How are valuations looking relative to historic averages and other markets?
Based on some traditional metrics, global equity markets look expensive. In terms of price to earnings (p/e) and enterprise value to earnings before interest, tax, depreciation and amortisation (EV/EBITDA), the MSCI All Countries World Index (ACWI) is more than one standard deviation above the longer-term average. On a dividend-yield basis, the MSCI ACWI index is yielding slightly beneath its historical trends. However, alongside the traditional, we also look at intrinsic valuation methodologies, such as discounted cash flow. In our research, valuation is considered alongside growth and quality and all three aspects have to be satisfied.
What will the key drivers be for your market in 2017?
It is likely that the value rally in equity markets has largely played out and how the current ‘value-versus-growth’ dynamic continues in 2017 depends on a confluence of factors. Loose monetary policies have underpinned equity markets in the absence of economic growth, so how policymakers withdraw from their highly accommodative stance from here will be a key concern, as markets are vulnerable to any form of disappointment. The broad consensus now is that the emphasis will shift to fiscal stimulus, in the form of tax cuts, infrastructure expenditure and favourable free-trade deals, which could prove to have a positive impact on corporate and consumer spending. A fiscal splurge in the US, for example, to rebuild infrastructure and generate a surge in employment, would provide a welcome backdrop for banks. That said, it will take some time to come through and the market may already have priced this in after a very strong rally for the financials sector in recent months. Alongside these factors, there is the spectre of political uncertainty. While the UK referendum and US elections were focal points of 2016, the rise in populism – and attendant lack of predictability – is likely to continue, with the French presidential election and the German federal election key points on the political calendar.

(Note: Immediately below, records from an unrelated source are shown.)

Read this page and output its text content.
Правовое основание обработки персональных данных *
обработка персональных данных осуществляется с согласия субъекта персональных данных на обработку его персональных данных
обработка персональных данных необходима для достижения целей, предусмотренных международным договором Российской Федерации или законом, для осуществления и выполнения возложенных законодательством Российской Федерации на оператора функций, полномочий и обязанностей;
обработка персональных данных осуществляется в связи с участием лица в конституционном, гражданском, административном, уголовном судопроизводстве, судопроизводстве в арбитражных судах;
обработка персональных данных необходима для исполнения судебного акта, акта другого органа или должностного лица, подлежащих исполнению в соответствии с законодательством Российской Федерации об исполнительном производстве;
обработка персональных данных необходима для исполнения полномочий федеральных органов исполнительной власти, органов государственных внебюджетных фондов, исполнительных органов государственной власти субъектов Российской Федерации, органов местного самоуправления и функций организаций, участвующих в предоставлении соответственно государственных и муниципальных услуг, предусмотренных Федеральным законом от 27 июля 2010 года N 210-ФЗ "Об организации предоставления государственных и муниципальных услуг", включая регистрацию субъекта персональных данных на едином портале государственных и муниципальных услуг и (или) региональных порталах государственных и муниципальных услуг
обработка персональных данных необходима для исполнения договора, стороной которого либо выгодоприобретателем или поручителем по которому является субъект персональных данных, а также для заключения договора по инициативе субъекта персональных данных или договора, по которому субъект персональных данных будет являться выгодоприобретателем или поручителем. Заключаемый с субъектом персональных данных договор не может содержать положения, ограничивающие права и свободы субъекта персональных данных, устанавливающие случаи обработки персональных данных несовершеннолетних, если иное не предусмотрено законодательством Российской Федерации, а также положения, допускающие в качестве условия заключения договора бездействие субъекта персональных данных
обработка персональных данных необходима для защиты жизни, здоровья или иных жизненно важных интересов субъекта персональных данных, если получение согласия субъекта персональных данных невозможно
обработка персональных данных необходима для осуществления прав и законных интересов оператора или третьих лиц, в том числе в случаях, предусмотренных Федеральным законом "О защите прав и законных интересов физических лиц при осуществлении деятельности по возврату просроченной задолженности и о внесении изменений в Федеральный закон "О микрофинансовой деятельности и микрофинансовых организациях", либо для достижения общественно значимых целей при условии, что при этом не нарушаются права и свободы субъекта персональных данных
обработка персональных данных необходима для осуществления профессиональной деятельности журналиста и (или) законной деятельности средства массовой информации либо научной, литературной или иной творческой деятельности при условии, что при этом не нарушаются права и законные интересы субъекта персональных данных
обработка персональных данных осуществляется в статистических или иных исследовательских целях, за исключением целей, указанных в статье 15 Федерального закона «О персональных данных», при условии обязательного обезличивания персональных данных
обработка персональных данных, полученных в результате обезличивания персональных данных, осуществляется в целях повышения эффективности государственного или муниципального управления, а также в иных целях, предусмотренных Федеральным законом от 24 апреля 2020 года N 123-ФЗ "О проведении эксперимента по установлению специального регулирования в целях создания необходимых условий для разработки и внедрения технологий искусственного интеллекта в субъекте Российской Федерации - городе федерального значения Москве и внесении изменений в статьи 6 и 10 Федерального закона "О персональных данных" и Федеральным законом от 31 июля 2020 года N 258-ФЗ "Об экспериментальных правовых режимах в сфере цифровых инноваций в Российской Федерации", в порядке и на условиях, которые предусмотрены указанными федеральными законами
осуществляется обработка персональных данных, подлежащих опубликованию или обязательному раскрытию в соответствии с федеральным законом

What this means for sector leadership is unclear, and the lack of macroeconomic visibility will doubtless result in periods of sharp equity-market volatility in 2017. However, we continue to focus our investment process on identifying high-conviction ideas that offer us a mixture of organic growth, high quality and attractive valuations. The credit analysis we employ should enable us to avoid companies with inappropriate balance sheet leverage and liquidity for the business models they operate, which can lead to dividend cuts and capital volatility. We expect recent additions to the portfolio to exhibit organic growth even in a sluggish economic environment.